Published on August 29th of this school year, this post from Charles Moore struck a serious chord with readers. A beautiful reflection on how difficult circumstances demand we love our students all the more, especially early in the school year, this post is the second all-time most viewed of any post on Three Teachers Talk, second only to the home page itself. Little did we know just how many posts this year would deal with our ever-growing need to build relationships with our students in the face of life-threatening adversity. In terms of building community in his classroom, Charles wrote just a few days ago, “I would guess that I had a 97% success rate of telling each class that I loved them as the bell rang to release them to their next class. Next year = 100%.” Thank you for your heart, Charles. You are amazing.
What do you do when a hurricane slams you in the face after four days of school?
This was the best first 4 days of school I’d ever had. Tuesday saw us independent reading with self-selected books for the first 10 minutes of class. A habit we will cherish through June. We were moving in and out of our notebooks by Wednesday. Groups were discussing and reporting their thoughts back to the whole class. A community was rising in all four of my senior English classes. My inclusion para-professional and I had worked through the mountain of paperwork and conferred about this student and that one. I had plans to video a class for a whole week to use for who knows what. Who could believe that senior English students could move so far so fast. Our potential was limitless.
My district sent out a message Thursday evening that school would be cancelled on Friday. Some coaches met up at school that evening to stow away hurdles, high jump mats, and benches. We lamented our missed football scrimmage and wondered when we would resume school.
The hurricane projections said it would hit hundreds of miles away and would only be a category 3. We knew the “dirty side” of a hurricane was not a fun place to live, but a few days of rain and maybe a little wind was all I mentally prepared for.
Friday, I went to school to grab my laptop and a couple of teacher books so I could finish my lesson plans, review the game plan for next week’s game against Pearland, and whatever else needed attention. Having been through hurricanes and heavy rain before, I thought maybe we would go back to school on Tuesday at the latest.
Our football staff has a group text that is mostly silly memes and rude jokes. Now it reads like a timeline of the storm.
As I look back on the text threads, there is a definite change in tone on Friday evening when the rain started. We went from making fun of each other to being seriously concerned for one another. The rain fell Friday night but none of us had water in our houses or were flooded in. I even got out of the house to drive around on Saturday. I went to the grocery store for eggs and drove around a bit to see what was what. We spent the day planning for our week one football game and watched the news as the storm worked its way closer.
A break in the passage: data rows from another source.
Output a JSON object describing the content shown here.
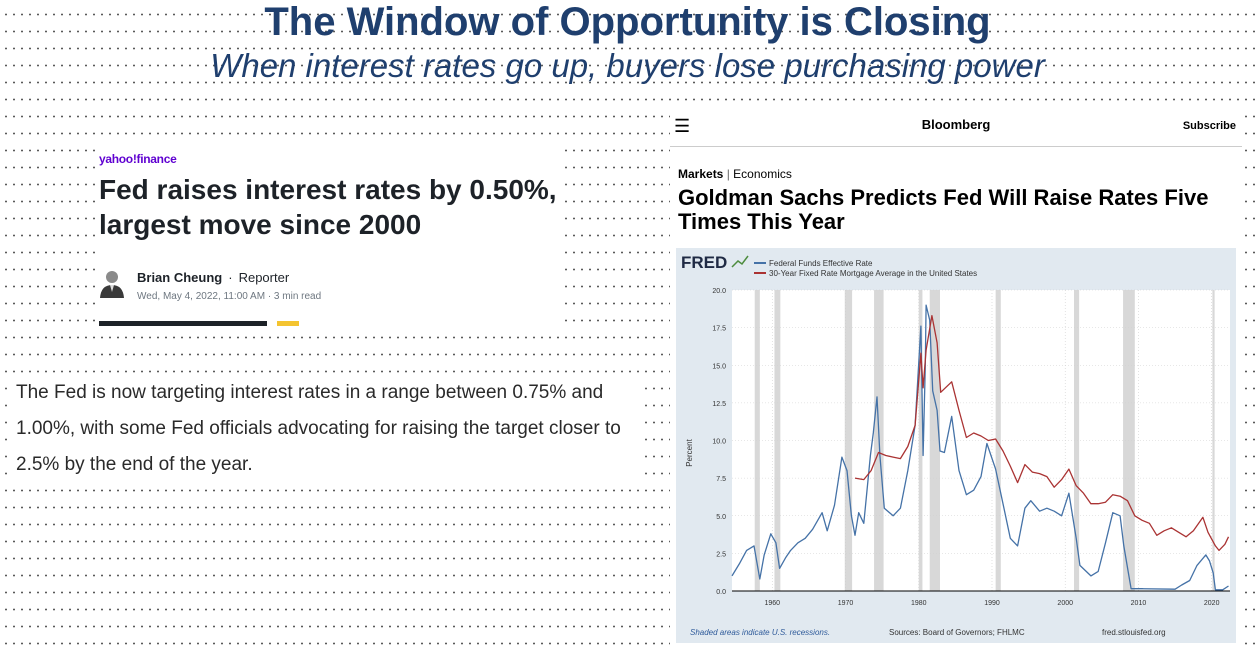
{
  "slide": {
    "title": "The Window of Opportunity is Closing",
    "subtitle": "When interest rates go up, buyers lose purchasing power"
  },
  "yahoo": {
    "logo": "yahoo!finance",
    "headline": "Fed raises interest rates by 0.50%, largest move since 2000",
    "author": "Brian Cheung",
    "sep": "·",
    "role": "Reporter",
    "meta": "Wed, May 4, 2022, 11:00 AM · 3 min read"
  },
  "quote": "The Fed is now targeting interest rates in a range between 0.75% and 1.00%, with some Fed officials advocating for raising the target closer to 2.5% by the end of the year.",
  "bloomberg": {
    "menu_icon": "hamburger-icon",
    "brand": "Bloomberg",
    "subscribe": "Subscribe",
    "section_main": "Markets",
    "section_divider": "|",
    "section_sub": "Economics",
    "headline": "Goldman Sachs Predicts Fed Will Raise Rates Five Times This Year"
  },
  "colors": {
    "title_blue": "#1f3f6e",
    "fed_funds": "#4572a7",
    "mortgage": "#aa3333",
    "recession": "#d8d8d8",
    "chart_bg": "#e1e9f0"
  },
  "chart_data": {
    "type": "line",
    "logo": "FRED",
    "ylabel": "Percent",
    "ylim": [
      0,
      20
    ],
    "xlim": [
      1954.5,
      2022.5
    ],
    "yticks": [
      "0.0",
      "2.5",
      "5.0",
      "7.5",
      "10.0",
      "12.5",
      "15.0",
      "17.5",
      "20.0"
    ],
    "ytick_values": [
      0,
      2.5,
      5,
      7.5,
      10,
      12.5,
      15,
      17.5,
      20
    ],
    "xticks": [
      "1960",
      "1970",
      "1980",
      "1990",
      "2000",
      "2010",
      "2020"
    ],
    "xtick_values": [
      1960,
      1970,
      1980,
      1990,
      2000,
      2010,
      2020
    ],
    "grid": true,
    "legend_position": "top-left",
    "recessions": [
      [
        1957.6,
        1958.3
      ],
      [
        1960.3,
        1961.1
      ],
      [
        1969.9,
        1970.9
      ],
      [
        1973.9,
        1975.2
      ],
      [
        1980.0,
        1980.5
      ],
      [
        1981.5,
        1982.9
      ],
      [
        1990.5,
        1991.2
      ],
      [
        2001.2,
        2001.9
      ],
      [
        2007.9,
        2009.5
      ],
      [
        2020.1,
        2020.4
      ]
    ],
    "series": [
      {
        "name": "Federal Funds Effective Rate",
        "x": [
          1954.5,
          1955.5,
          1956.5,
          1957.5,
          1958.3,
          1958.9,
          1959.8,
          1960.5,
          1961.0,
          1961.8,
          1962.5,
          1963.5,
          1964.5,
          1965.5,
          1966.8,
          1967.5,
          1968.5,
          1969.5,
          1970.2,
          1970.8,
          1971.3,
          1971.8,
          1972.5,
          1973.4,
          1973.8,
          1974.3,
          1974.7,
          1975.3,
          1976.5,
          1977.5,
          1978.5,
          1979.5,
          1980.3,
          1980.6,
          1980.9,
          1981.0,
          1981.5,
          1981.9,
          1982.5,
          1982.9,
          1983.5,
          1984.5,
          1985.5,
          1986.5,
          1987.5,
          1988.5,
          1989.3,
          1990.5,
          1991.5,
          1992.5,
          1993.5,
          1994.5,
          1995.3,
          1996.5,
          1997.5,
          1998.5,
          1999.5,
          2000.5,
          2001.5,
          2002.0,
          2003.5,
          2004.5,
          2005.5,
          2006.5,
          2007.5,
          2008.0,
          2008.7,
          2009.0,
          2010.5,
          2015.0,
          2015.9,
          2017.0,
          2018.0,
          2019.2,
          2019.7,
          2020.2,
          2020.5,
          2021.5,
          2022.3
        ],
        "values": [
          1.0,
          1.8,
          2.7,
          3.0,
          0.8,
          2.4,
          3.8,
          3.2,
          1.5,
          2.2,
          2.7,
          3.2,
          3.5,
          4.1,
          5.2,
          4.0,
          5.7,
          8.9,
          8.0,
          5.0,
          3.7,
          5.2,
          4.5,
          9.0,
          10.5,
          12.9,
          9.0,
          5.5,
          5.0,
          5.5,
          8.0,
          11.0,
          17.6,
          9.0,
          15.0,
          19.0,
          18.0,
          13.3,
          12.0,
          9.3,
          9.2,
          11.6,
          8.0,
          6.4,
          6.7,
          7.6,
          9.8,
          8.1,
          5.8,
          3.5,
          3.0,
          5.5,
          6.0,
          5.3,
          5.5,
          5.3,
          5.0,
          6.5,
          3.5,
          1.7,
          1.0,
          1.3,
          3.2,
          5.2,
          5.0,
          3.0,
          1.0,
          0.15,
          0.15,
          0.12,
          0.4,
          0.7,
          1.7,
          2.4,
          2.0,
          1.2,
          0.08,
          0.08,
          0.33
        ]
      },
      {
        "name": "30-Year Fixed Rate Mortgage Average in the United States",
        "x": [
          1971.3,
          1972.5,
          1973.5,
          1974.5,
          1975.5,
          1976.5,
          1977.5,
          1978.5,
          1979.5,
          1980.3,
          1980.6,
          1981.0,
          1981.8,
          1982.5,
          1983.0,
          1984.5,
          1985.5,
          1986.5,
          1987.5,
          1988.5,
          1989.5,
          1990.5,
          1991.5,
          1992.5,
          1993.5,
          1994.5,
          1995.5,
          1996.5,
          1997.5,
          1998.5,
          1999.5,
          2000.5,
          2001.5,
          2002.5,
          2003.5,
          2004.5,
          2005.5,
          2006.5,
          2007.5,
          2008.5,
          2009.5,
          2010.5,
          2011.5,
          2012.5,
          2013.5,
          2014.5,
          2015.5,
          2016.5,
          2017.5,
          2018.8,
          2019.5,
          2020.5,
          2021.0,
          2021.8,
          2022.3
        ],
        "values": [
          7.5,
          7.4,
          8.0,
          9.2,
          9.0,
          8.9,
          8.8,
          9.6,
          11.0,
          15.8,
          13.5,
          16.0,
          18.3,
          16.5,
          13.2,
          13.9,
          12.0,
          10.2,
          10.5,
          10.3,
          10.0,
          10.1,
          9.3,
          8.3,
          7.2,
          8.4,
          7.9,
          7.8,
          7.6,
          6.9,
          7.4,
          8.1,
          7.0,
          6.5,
          5.8,
          5.8,
          5.9,
          6.4,
          6.3,
          6.0,
          5.0,
          4.7,
          4.5,
          3.7,
          4.0,
          4.2,
          3.9,
          3.6,
          4.0,
          4.9,
          3.9,
          3.0,
          2.7,
          3.1,
          3.6
        ]
      }
    ],
    "footer_left": "Shaded areas indicate U.S. recessions.",
    "footer_mid": "Sources: Board of Governors; FHLMC",
    "footer_right": "fred.stlouisfed.org"
  }
}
Saturday night was when it started getting scary. A flood, a deluge of water fell on our city. My wife and I didn’t sleep. It was one of the scariest most nerve-wracking nights of my life. 15 inches of rain fell in 3 hours and we were constantly up and down watching the water levels in the street rise and making sure our flooded pool wasn’t about to merge with our kitchen. The coaches’ group chat filled with pictures of rising water and reports from all over south and west Houston. I’m sure we are all too macho to admit it, but we felt that fear collectively and it was a relief for us to know that we weren’t alone in this storm.
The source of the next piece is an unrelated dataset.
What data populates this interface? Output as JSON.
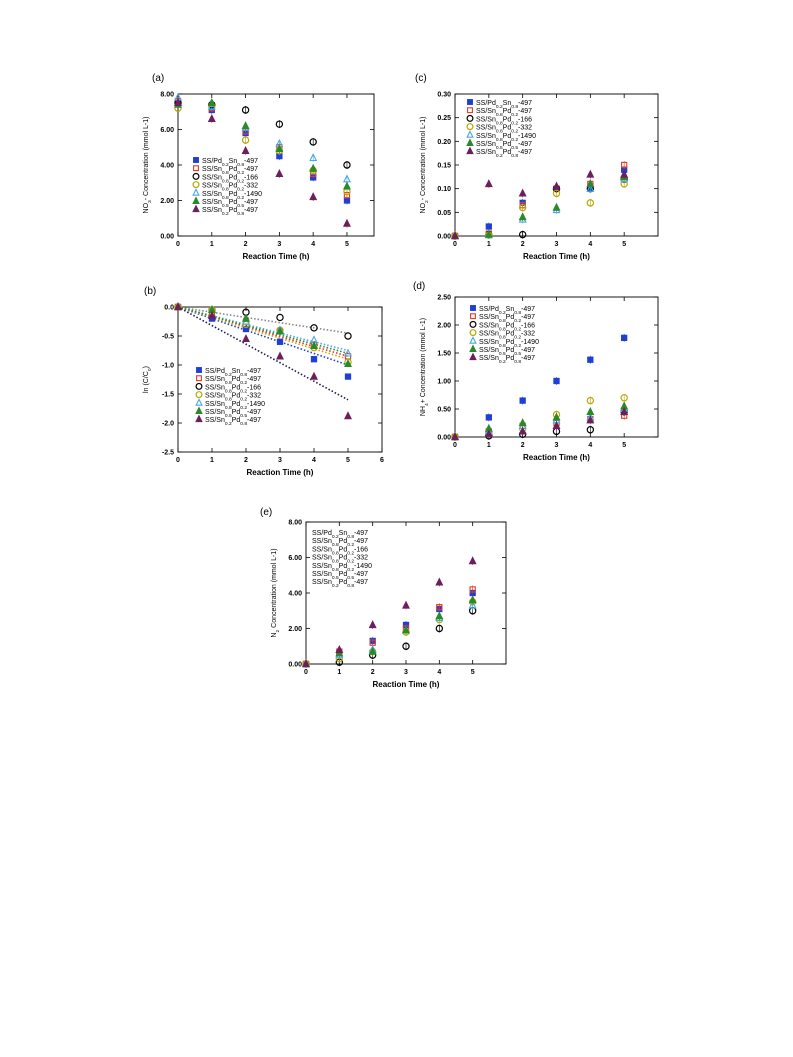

When the sun rose on Sunday, my house was still dry and the electricity was on. Others weren’t so lucky. Neighborhoods within a quarter mile of my house were completely flooded out and many of our students don’t have a home to go back to anymore. I’m sure you saw reports on TV of water rescues happening in League City. Those are our kids. I see those families at parent night and sub varsity football games. We shop at the same grocery store and order pizza from the same place. My twitter feed filled with images from our community of families who were rescued in boats and won’t see their houses for weeks.
Despite the destruction we endured this weekend, I can’t help but think toward the future. It will take some time, but the flood waters will abate and the roads will clear. At some point, we will reopen our schools. We will ask the students and teachers to come back and the process of building will resume.
Even those whose houses didn’t flood will bear the scars of this terrifying natural disaster. And those whose houses did flood will be consumed by it.
Where will that process even begin? What will I say to them? What can I reasonably expect them to produce?
I have no idea how to answer most of these questions. All I know is that I’m going to tell them that I love them over and over. My classroom will be a refuge from the aftermath of the storms. We can be safe together. We can write about our pain and share our fears. My Student Council class will work to bring some normalcy back to people’s lives whether through food drives, donations, or lending a hand to those who need it. I’m going to give my linebackers the biggest hugs they’ve ever gotten and I’m going to tell those boys, who think they are men, that I love them.
Harvey’s footprint will always be seen on this school year for these students and teachers.
Maybe we can learn about survival and community and love. I think my classroom is the perfect place for those lessons. I hope I’m up to it.